Playing with compression

time to read 2 min | 349 words

Compression is a pretty nifty tool to have, and it can save a lot in both I/O and overall time (CPU tends to have more cycles to spare then I/O bandwidth). I decided that I wanted to investigate it more deeply.

The initial corpus was all the orders documents from the Northwind sample database. And I tested this by running GZipStream over the results.

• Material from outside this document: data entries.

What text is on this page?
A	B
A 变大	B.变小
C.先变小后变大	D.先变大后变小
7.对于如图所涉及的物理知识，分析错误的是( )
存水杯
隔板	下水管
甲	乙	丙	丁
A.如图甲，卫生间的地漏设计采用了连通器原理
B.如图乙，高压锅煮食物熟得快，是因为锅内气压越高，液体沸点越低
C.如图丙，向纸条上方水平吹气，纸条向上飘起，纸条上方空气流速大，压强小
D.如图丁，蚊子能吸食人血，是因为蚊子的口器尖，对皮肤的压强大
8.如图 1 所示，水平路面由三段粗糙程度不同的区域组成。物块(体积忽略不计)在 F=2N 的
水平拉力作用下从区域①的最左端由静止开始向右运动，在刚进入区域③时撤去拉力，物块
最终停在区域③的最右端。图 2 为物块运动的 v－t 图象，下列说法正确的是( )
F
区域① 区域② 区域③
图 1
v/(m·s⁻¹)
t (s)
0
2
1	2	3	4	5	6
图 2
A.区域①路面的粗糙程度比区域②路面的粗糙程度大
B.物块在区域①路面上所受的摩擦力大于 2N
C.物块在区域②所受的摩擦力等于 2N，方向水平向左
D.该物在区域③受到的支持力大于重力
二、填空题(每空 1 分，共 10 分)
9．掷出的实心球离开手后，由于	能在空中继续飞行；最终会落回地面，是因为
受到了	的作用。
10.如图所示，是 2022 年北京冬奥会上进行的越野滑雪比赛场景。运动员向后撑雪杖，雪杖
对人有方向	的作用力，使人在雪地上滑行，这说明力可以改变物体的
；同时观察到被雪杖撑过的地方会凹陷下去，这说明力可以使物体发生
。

  • 753Kb - Without compression
  •   69Kb - With compression

That is a pretty big difference between the two options. However, this is when we compress all those documents together. What happens if we want to compress each of them individually? We have 830 orders, and the result of compressing all of them individually is:

  • 752Kb - Without compression
  • 414Kb - With compression

I did a lot of research into compression algorithms recently, and it the reason for the difference is that when we compress more data together, we can get better compression ratios. That is because compression works by removing duplication, and the more data we have, the more duplication we can find. Note that we still manage to do

What about smaller data sets? I created 10,000 records looking like this:

{"id":1,"name":"Gloria Woods","email":"gwoods@meemm.gov"}

And gave it the same try (compressing each entry independently):

  • 550KB – Without compression
  • 715KB – With compression

The overhead of compression on small values is very significant. Just to note, compressing all entries together will result in a data size of 150Kb in size.

So far, I don’t think that I’ve any surprising revelations. That is pretty much exactly inline with my expectations. And the reason that I’m actually playing with compression algorithms rather than just use an off the shelve one.

This particular scenario is exactly where FemtoZip is supposed to help, and that is what I am looking at now. Ideally, what I want is a shared dictionary compression that allows me to manage the dictionary myself, and doesn’t have a static dictionary that is created once, although that seems a lot more likely to be the way we’ll go.